Without another glance in Cass’s direction, he began stalking angrily back towards the tank’s two-foot-thick octagonal door.
“Now, Balidor,” he said without looking back. “Right the fuck now.”
Exhaling in a sigh, Balidor pulled himself ungracefully to his feet.
He fought with whether to look at Cass before he left, to say anything to her.
In the end he only followed Jon out of the cell.
He felt the silence behind him as he left.
Seven
That’s A Black Hole, Man
“The fucking cameras were off,” Jon snapped, staring down at where Balidor sat.
Hands on his hips, Jon went on even louder when the Adhipan leader didn’t speak.
“Why were the cameras off, Balidor? That goes against every single goddamned protocol that you yourself put in place!”
Balidor sighed from where he sat in the bolted deck cha
ir.
He hadn’t slept much the night before.
He’d been staying with Vikram for over a week now.
He knew he needed to talk to Torek about new quarters. He knew it was only a matter of time before people started talking. It was only a matter of time before other seers started whispering about why he hadn’t gone to Torek already, why he was hiding his break-up with Yarli, why he and Vik were sharing a room.
For all he knew, they already thought he was sleeping with Vikram.
For all he knew, they believed that’s why he and Yarli had ended.

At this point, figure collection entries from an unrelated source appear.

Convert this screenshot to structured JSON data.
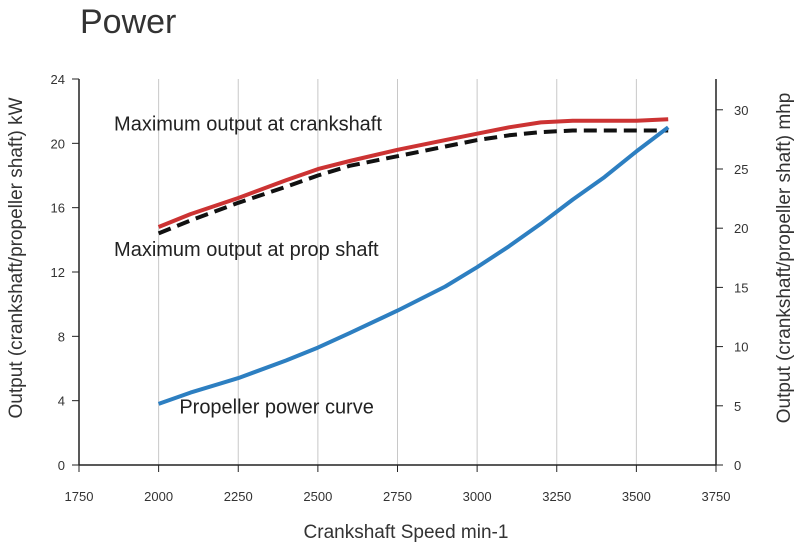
{
  "chart_data": {
    "type": "line",
    "title": "Power",
    "xlabel": "Crankshaft Speed min-1",
    "ylabel_left": "Output (crankshaft/propeller shaft) kW",
    "ylabel_right": "Output (crankshaft/propeller shaft) mhp",
    "xlim": [
      1750,
      3750
    ],
    "ylim_left": [
      0,
      24
    ],
    "ylim_right": [
      0,
      32.6
    ],
    "x_ticks": [
      1750,
      2000,
      2250,
      2500,
      2750,
      3000,
      3250,
      3500,
      3750
    ],
    "y_ticks_left": [
      0,
      4,
      8,
      12,
      16,
      20,
      24
    ],
    "y_ticks_right": [
      0,
      5,
      10,
      15,
      20,
      25,
      30
    ],
    "grid": "vertical",
    "series": [
      {
        "name": "Maximum output at crankshaft",
        "color": "#cc3333",
        "style": "solid",
        "x": [
          2000,
          2100,
          2250,
          2400,
          2500,
          2600,
          2750,
          2900,
          3000,
          3100,
          3200,
          3300,
          3400,
          3500,
          3600
        ],
        "y": [
          14.8,
          15.6,
          16.6,
          17.7,
          18.4,
          18.9,
          19.6,
          20.2,
          20.6,
          21.0,
          21.3,
          21.4,
          21.4,
          21.4,
          21.5
        ]
      },
      {
        "name": "Maximum output at prop shaft",
        "color": "#111111",
        "style": "dashed",
        "x": [
          2000,
          2100,
          2250,
          2400,
          2500,
          2600,
          2750,
          2900,
          3000,
          3100,
          3200,
          3300,
          3400,
          3500,
          3600
        ],
        "y": [
          14.4,
          15.2,
          16.3,
          17.3,
          18.0,
          18.6,
          19.2,
          19.8,
          20.2,
          20.5,
          20.7,
          20.8,
          20.8,
          20.8,
          20.8
        ]
      },
      {
        "name": "Propeller power curve",
        "color": "#2d7fc1",
        "style": "solid",
        "x": [
          2000,
          2100,
          2250,
          2400,
          2500,
          2600,
          2750,
          2900,
          3000,
          3100,
          3200,
          3300,
          3400,
          3500,
          3600
        ],
        "y": [
          3.8,
          4.5,
          5.4,
          6.5,
          7.3,
          8.2,
          9.6,
          11.1,
          12.3,
          13.6,
          15.0,
          16.5,
          17.9,
          19.5,
          21.0
        ]
      }
    ],
    "annotations": [
      {
        "text": "Maximum output at crankshaft",
        "x": 1860,
        "y": 20.8
      },
      {
        "text": "Maximum output at prop shaft",
        "x": 1860,
        "y": 13.0
      },
      {
        "text": "Propeller power curve",
        "x": 2065,
        "y": 3.2
      }
    ]
  }
}
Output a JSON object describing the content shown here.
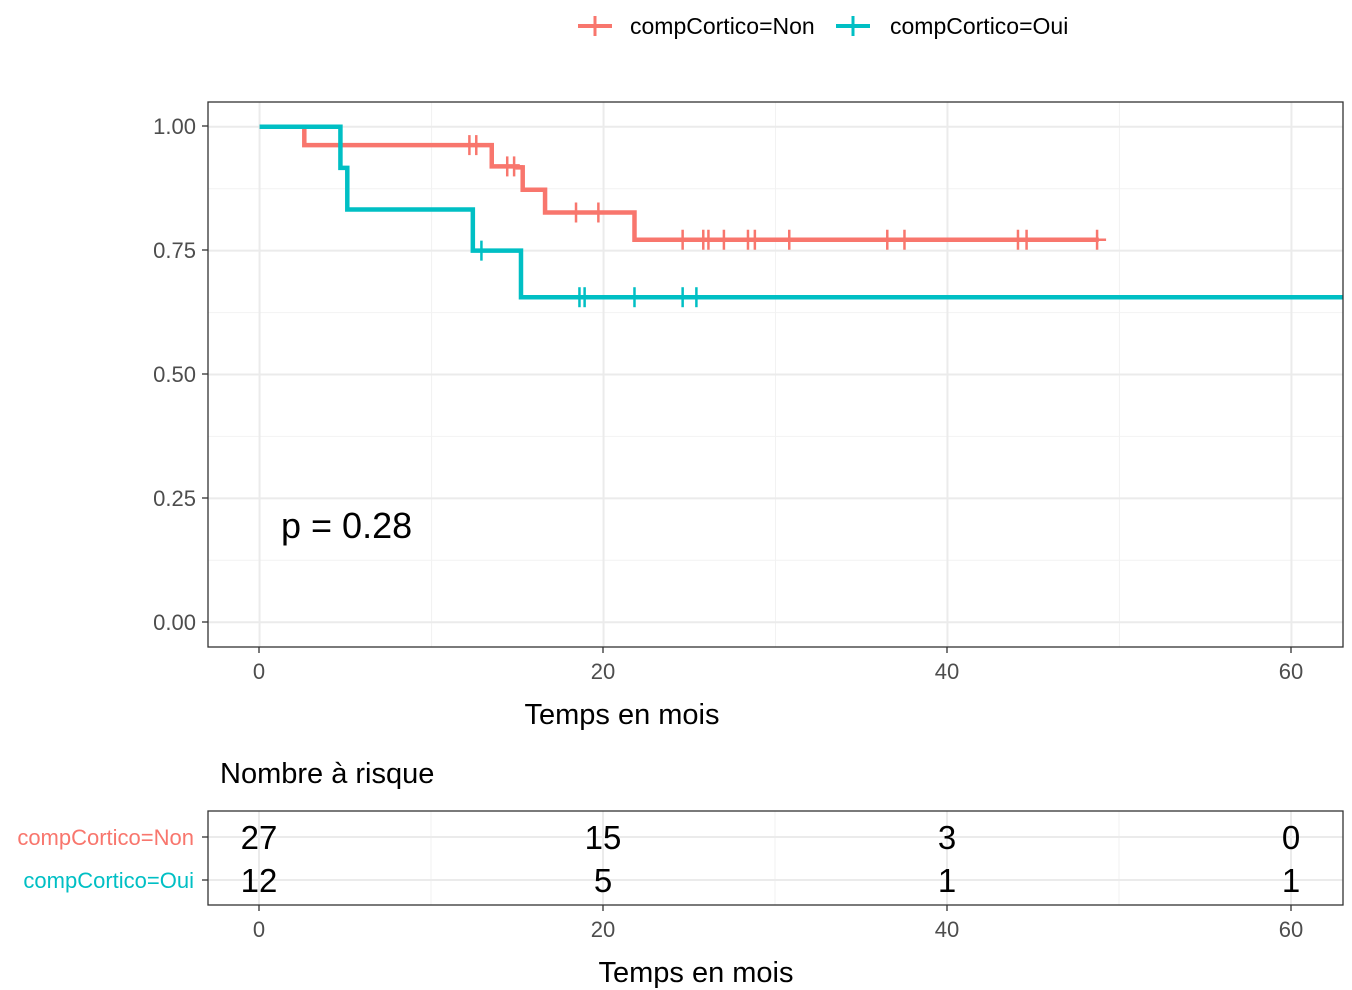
{
  "legend": {
    "items": [
      {
        "label": "compCortico=Non",
        "color": "#F8766D"
      },
      {
        "label": "compCortico=Oui",
        "color": "#00BFC4"
      }
    ]
  },
  "plot": {
    "p_value_text": "p = 0.28",
    "xlabel": "Temps en mois",
    "x_ticks": [
      "0",
      "20",
      "40",
      "60"
    ],
    "y_ticks": [
      "0.00",
      "0.25",
      "0.50",
      "0.75",
      "1.00"
    ]
  },
  "risk_table": {
    "title": "Nombre à risque",
    "xlabel": "Temps en mois",
    "x_ticks": [
      "0",
      "20",
      "40",
      "60"
    ],
    "rows": [
      {
        "label": "compCortico=Non",
        "color": "#F8766D",
        "values": [
          "27",
          "15",
          "3",
          "0"
        ]
      },
      {
        "label": "compCortico=Oui",
        "color": "#00BFC4",
        "values": [
          "12",
          "5",
          "1",
          "1"
        ]
      }
    ]
  },
  "chart_data": {
    "type": "line",
    "xlabel": "Temps en mois",
    "ylabel": "",
    "xlim": [
      -3,
      63
    ],
    "ylim": [
      -0.05,
      1.05
    ],
    "x_ticks": [
      0,
      20,
      40,
      60
    ],
    "y_ticks": [
      0,
      0.25,
      0.5,
      0.75,
      1.0
    ],
    "grid": true,
    "legend_position": "top",
    "series": [
      {
        "name": "compCortico=Non",
        "color": "#F8766D",
        "steps": [
          [
            0,
            1.0
          ],
          [
            2.6,
            0.963
          ],
          [
            13.5,
            0.92
          ],
          [
            15.0,
            0.918
          ],
          [
            15.3,
            0.873
          ],
          [
            16.6,
            0.827
          ],
          [
            21.8,
            0.772
          ],
          [
            48.8,
            0.772
          ]
        ],
        "censor_times": [
          12.2,
          12.6,
          14.4,
          14.8,
          18.4,
          19.7,
          24.6,
          25.8,
          26.1,
          27.0,
          28.4,
          28.8,
          30.8,
          36.5,
          37.5,
          44.1,
          44.6,
          48.7
        ]
      },
      {
        "name": "compCortico=Oui",
        "color": "#00BFC4",
        "steps": [
          [
            0,
            1.0
          ],
          [
            4.7,
            0.917
          ],
          [
            5.1,
            0.833
          ],
          [
            12.4,
            0.75
          ],
          [
            15.2,
            0.656
          ],
          [
            63,
            0.656
          ]
        ],
        "censor_times": [
          12.9,
          18.6,
          18.9,
          21.8,
          24.6,
          25.4
        ]
      }
    ],
    "annotations": [
      "p = 0.28"
    ]
  }
}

He had no idea what Yarli was telling others on the ship, assuming she was telling them anything at all, but by now, at least a few people must have noticed something amiss.
Truly, he had no idea why he was reluctant to tell anyone himself.
His mind on the subject remained firm from that last night, when he and Yarli fought and he lost control over his light. He regretted how he’d spoken to her. He regretted even more how he’d used his light, but he still felt the outcome was the best one for both of them.
He wasn’t ashamed that they had broken up.
So why had he asked Vikram to tell no one they were sharing his quarters?
Why had he told no one, not even Neela or Allie, that he and Yarli had finished?
He avoided the question in his mind.
He avoided it, but he honestly wasn’t sure if it was because he didn’t know the answer, or because he did know the answer and simply didn’t want to look at it.
Pushing all of that from his mind, Balidor looked up at Jon.
They were in a space that had recently been repurposed into a conference room.
Since this particular chamber lived on the same segment of deck as the Barrier-containment tank that housed Cass, it had initially been used for military and infiltrator purposes, primarily interrogations and debriefs.
Technically, it was a segment of the storage bay of the aircraft carrier, but they’d carved this side up and erected partitions for their own needs.
Balidor had been the one to make the recommendation to put high-security prisoners down here, in a modified segment of the cargo hold. It was an area of the ship they could lock down, if need be, so that was much of it. The location was far enough away from most heavily-trafficked areas of the ship, including the most crowded residential areas, that they could reasonably protect it from the general population.